Red states power Biden’s economy

The economy President Joe Biden likes to brag about is powered by Republican states.

Economic warning signs abound. Inflation is cooling off, but it remains elevated. Our massive national debt means inflation won’t retreat permanently into the night either. Credit card debt has hit a record, nearing $1 trillion. Banks are tightening lending standards, which is likely to put a damper on future economic growth. The inversion between the yields of two- and 10-year treasuries reached a four-decade high this month. That’s perhaps the most accurate historical indicator that a recession is coming within the next two years.
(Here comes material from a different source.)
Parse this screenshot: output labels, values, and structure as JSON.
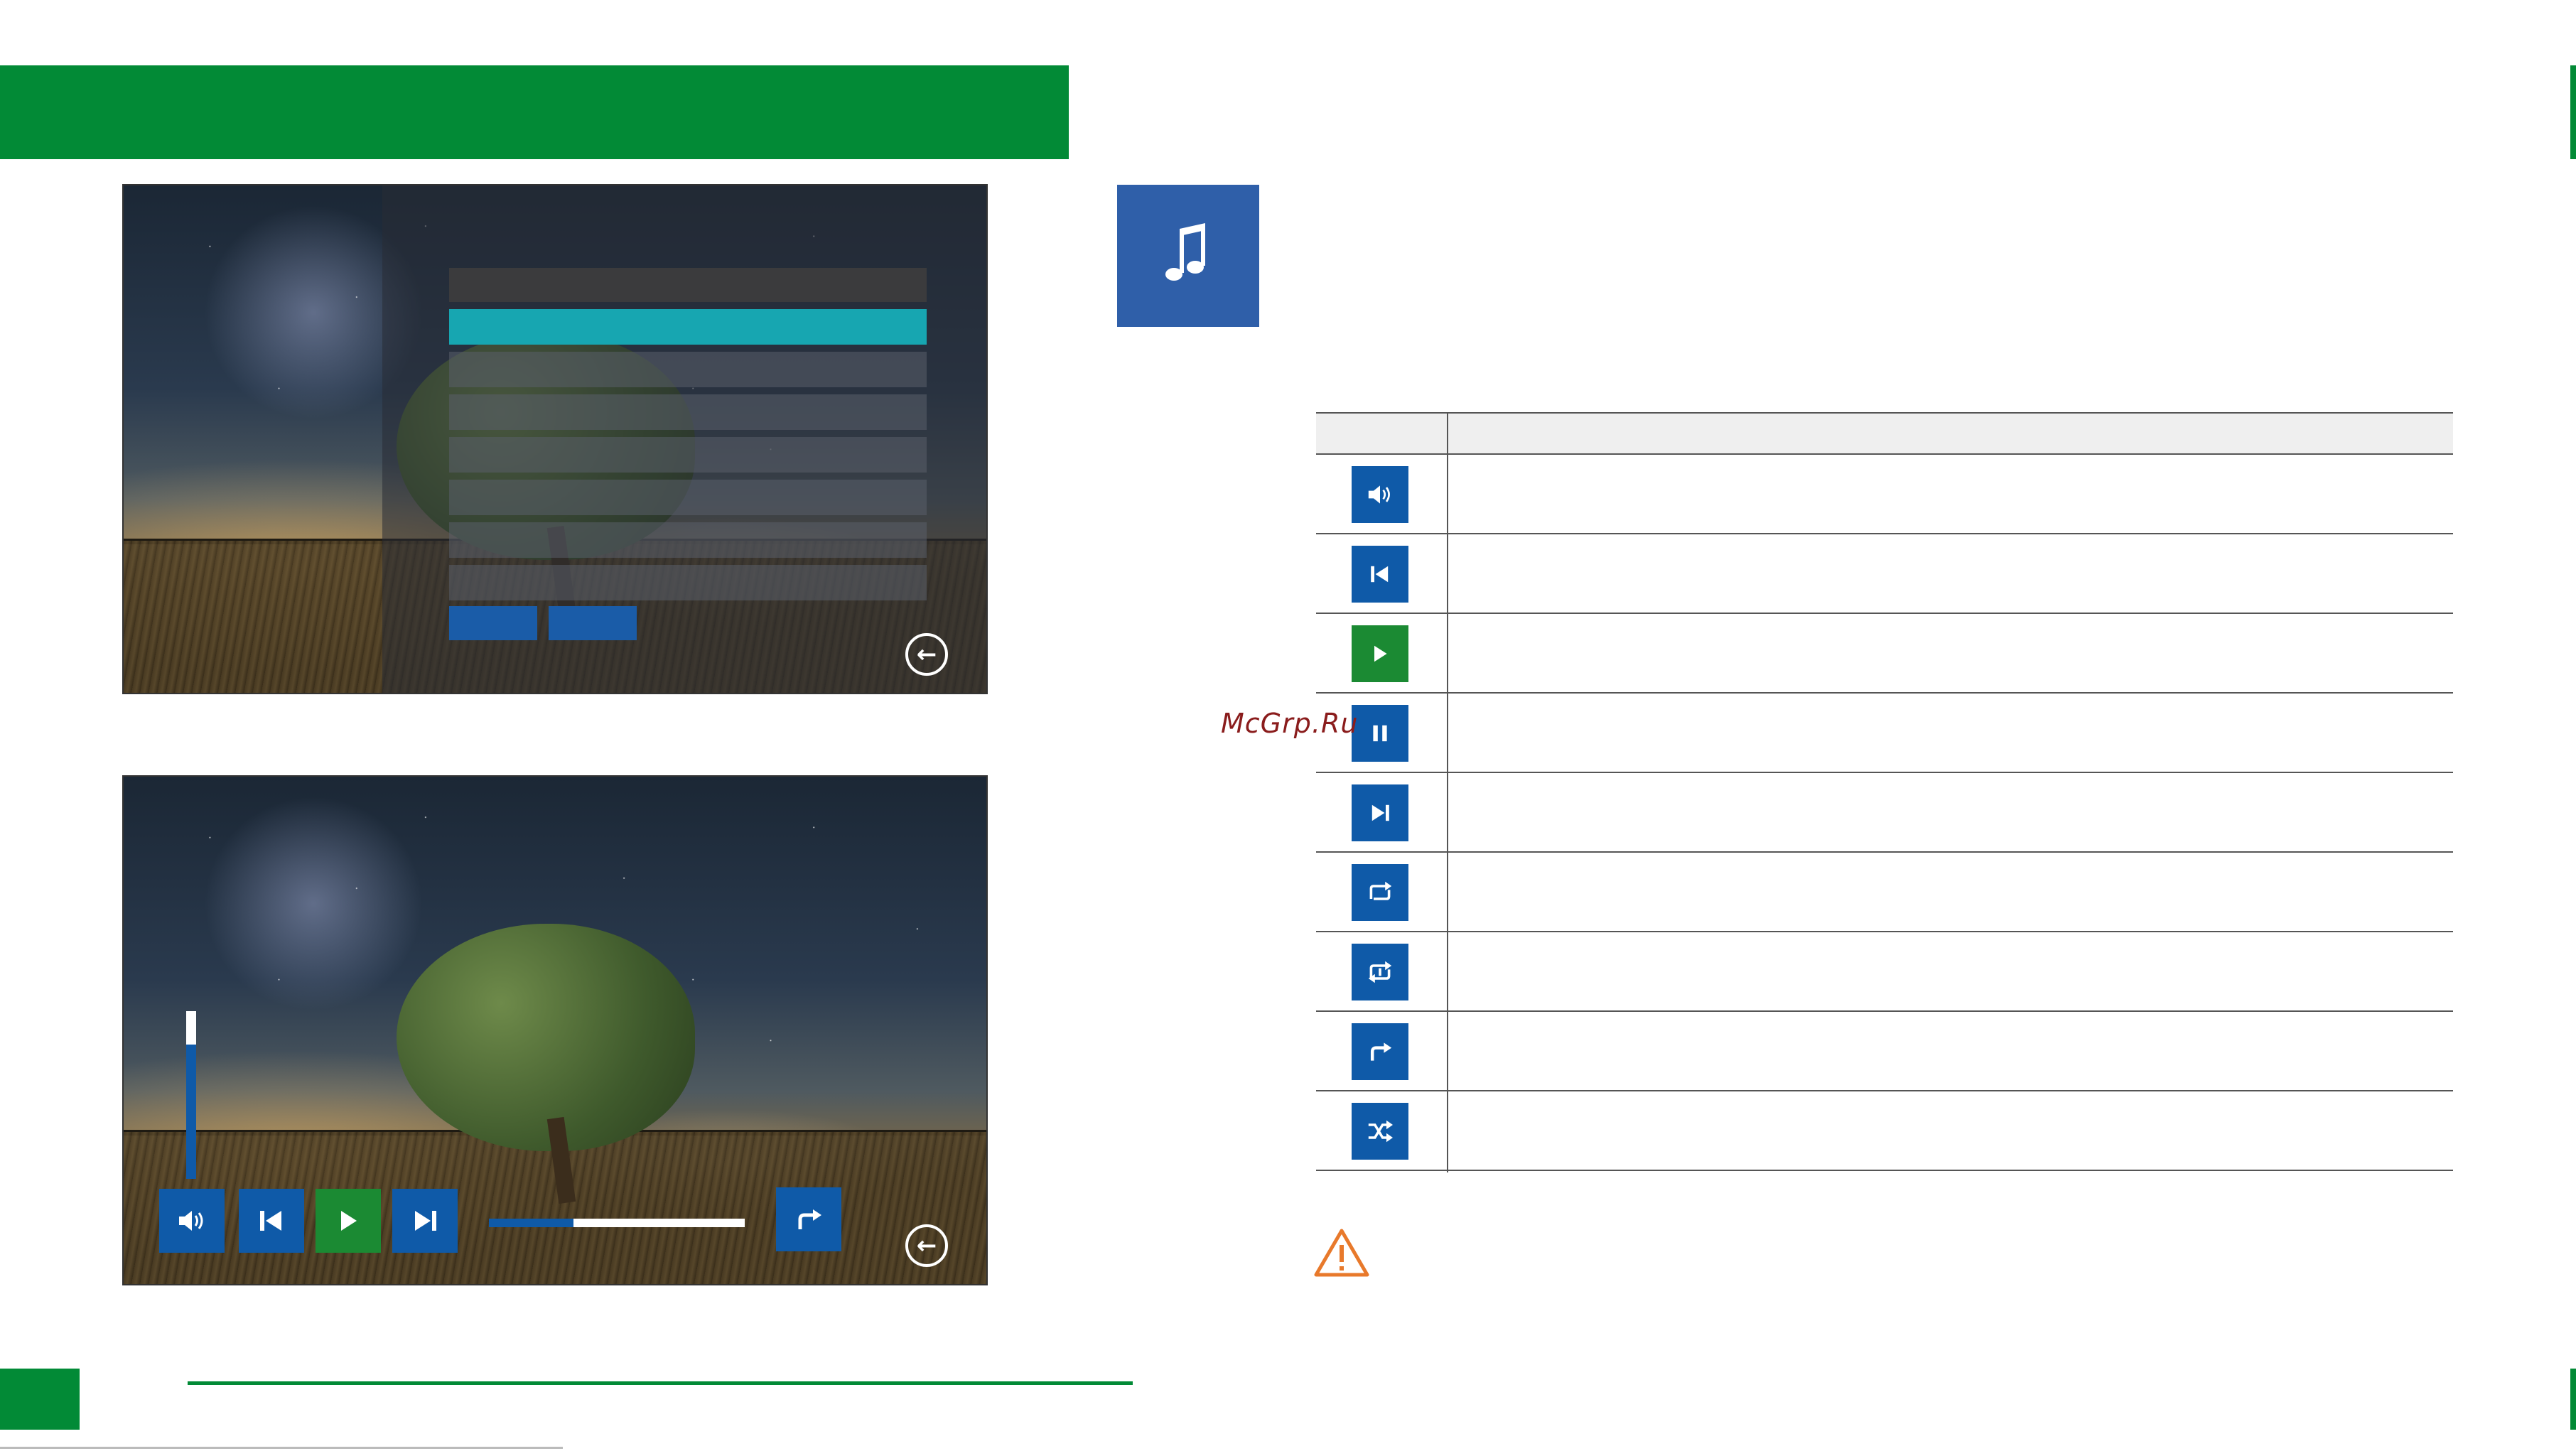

But running for re-election demands economic happy talk. After all, “Vote for me, I wrecked the economy” won’t win much support. So Mr. Biden is left looking for data points to convince you things are humming along.

One such statistic is earnings, which jumped an average of 5.4 percent between the first quarters of last year and this year. Mr. Biden wants to claim credit for this improvement. But as we wrote recently, Bidenomics is just liberalism on steroids. High taxes, onerous regulations and deficit spending don’t create long-term economic growth. Just look at where the majority of that income growth is happening.
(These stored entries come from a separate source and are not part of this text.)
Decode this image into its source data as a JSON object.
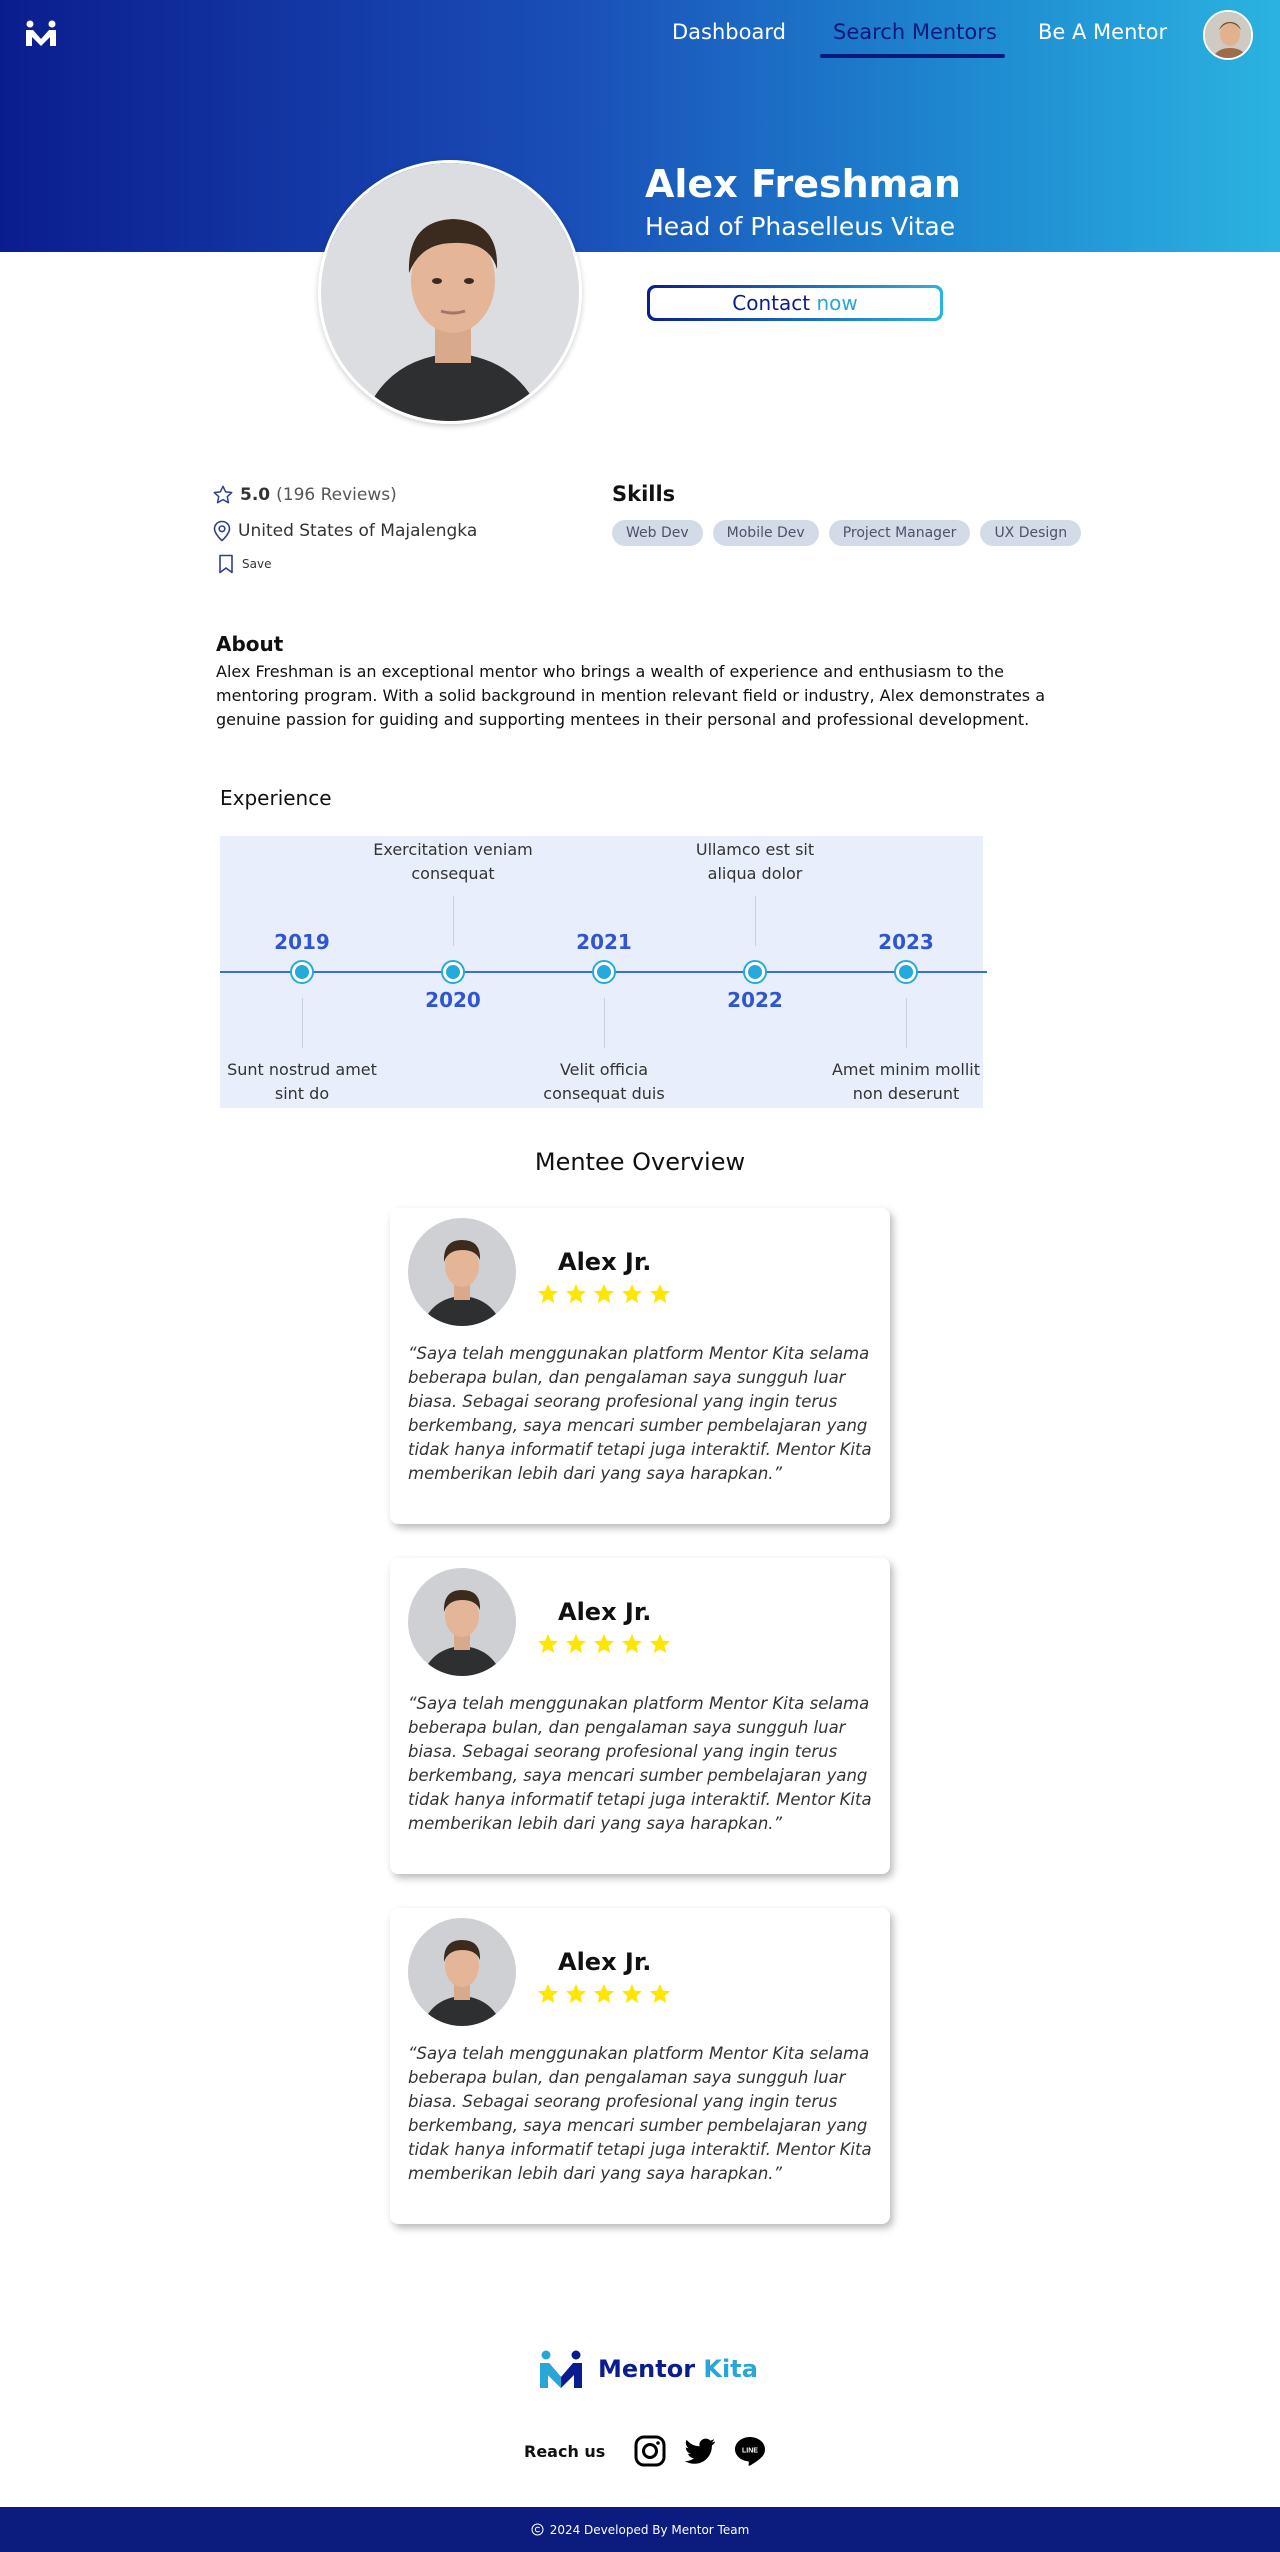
{
  "nav": {
    "items": [
      {
        "label": "Dashboard"
      },
      {
        "label": "Search Mentors"
      },
      {
        "label": "Be A Mentor"
      }
    ]
  },
  "profile": {
    "name": "Alex Freshman",
    "role": "Head of Phaselleus Vitae",
    "contact_label_a": "Contact",
    "contact_label_b": "now",
    "rating": "5.0",
    "reviews": "(196 Reviews)",
    "location": "United States of Majalengka",
    "save_label": "Save"
  },
  "skills": {
    "title": "Skills",
    "items": [
      "Web Dev",
      "Mobile Dev",
      "Project Manager",
      "UX Design"
    ]
  },
  "about": {
    "title": "About",
    "text": "Alex Freshman is an exceptional mentor who brings a wealth of experience  and enthusiasm to the mentoring program. With a solid background in mention relevant field or industry, Alex demonstrates a genuine  passion for guiding and supporting mentees in their personal and  professional development."
  },
  "experience": {
    "title": "Experience",
    "items": [
      {
        "year": "2019",
        "text": "Sunt nostrud amet sint do"
      },
      {
        "year": "2020",
        "text": "Exercitation veniam consequat"
      },
      {
        "year": "2021",
        "text": "Velit officia consequat duis"
      },
      {
        "year": "2022",
        "text": "Ullamco est sit aliqua dolor"
      },
      {
        "year": "2023",
        "text": "Amet minim mollit non deserunt"
      }
    ]
  },
  "overview": {
    "title": "Mentee Overview",
    "reviews": [
      {
        "name": "Alex Jr.",
        "stars": 5,
        "text": "“Saya telah menggunakan platform Mentor Kita selama beberapa bulan, dan  pengalaman saya sungguh luar biasa. Sebagai seorang profesional yang  ingin terus berkembang, saya mencari sumber pembelajaran yang tidak  hanya informatif tetapi juga interaktif. Mentor Kita memberikan lebih  dari yang saya harapkan.”"
      },
      {
        "name": "Alex Jr.",
        "stars": 5,
        "text": "“Saya telah menggunakan platform Mentor Kita selama beberapa bulan, dan  pengalaman saya sungguh luar biasa. Sebagai seorang profesional yang  ingin terus berkembang, saya mencari sumber pembelajaran yang tidak  hanya informatif tetapi juga interaktif. Mentor Kita memberikan lebih  dari yang saya harapkan.”"
      },
      {
        "name": "Alex Jr.",
        "stars": 5,
        "text": "“Saya telah menggunakan platform Mentor Kita selama beberapa bulan, dan  pengalaman saya sungguh luar biasa. Sebagai seorang profesional yang  ingin terus berkembang, saya mencari sumber pembelajaran yang tidak  hanya informatif tetapi juga interaktif. Mentor Kita memberikan lebih  dari yang saya harapkan.”"
      }
    ]
  },
  "footer": {
    "brand_a": "Mentor",
    "brand_b": "Kita",
    "reach_label": "Reach us",
    "socials": [
      "instagram-icon",
      "twitter-icon",
      "line-icon"
    ],
    "copyright": "2024 Developed By Mentor Team"
  },
  "colors": {
    "primary": "#0b1d8e",
    "accent": "#2aa5d8",
    "star": "#ffe600",
    "footer": "#0b1b7e"
  }
}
As The Wall Street Journal editorial board recently noted, wages grew by just 2.6 percent in New York and 2.9 percent in California. Democrats also control most of the other states, such as Connecticut and Rhode Island, with slow wage growth. Indiana was a red state exception.

Contrast that with Florida, which had a 9.1 percent increase, and Texas, a 7.7 percent increase. Other red states, such as North Dakota and Nebraska, also topped the list. Hawaii, a very blue state did well, with an 8 percent increase. But that’s largely attributable to tourism rebounding after prolonged coronavirus restrictions. Nevada, which is a lean blue state, saw a 9.1 percent increase in part for a similar reason.

Results by individual sectors of the economy offer an even more vivid contrast. Florida and Texas both outperformed California and New York in manufacturing, finance, information, retail and professional services. Unsurprisingly, both red states significantly outpaced their blue counterparts in construction. In debates about economic policies, the most meaningful votes are the ones people cast with their feet.

If he wants to oversee a vibrant economy, Mr. Biden should recognize that California and other blue states offer a cautionary tale to avoid, not an example to follow. Florida and Texas offer the opposite.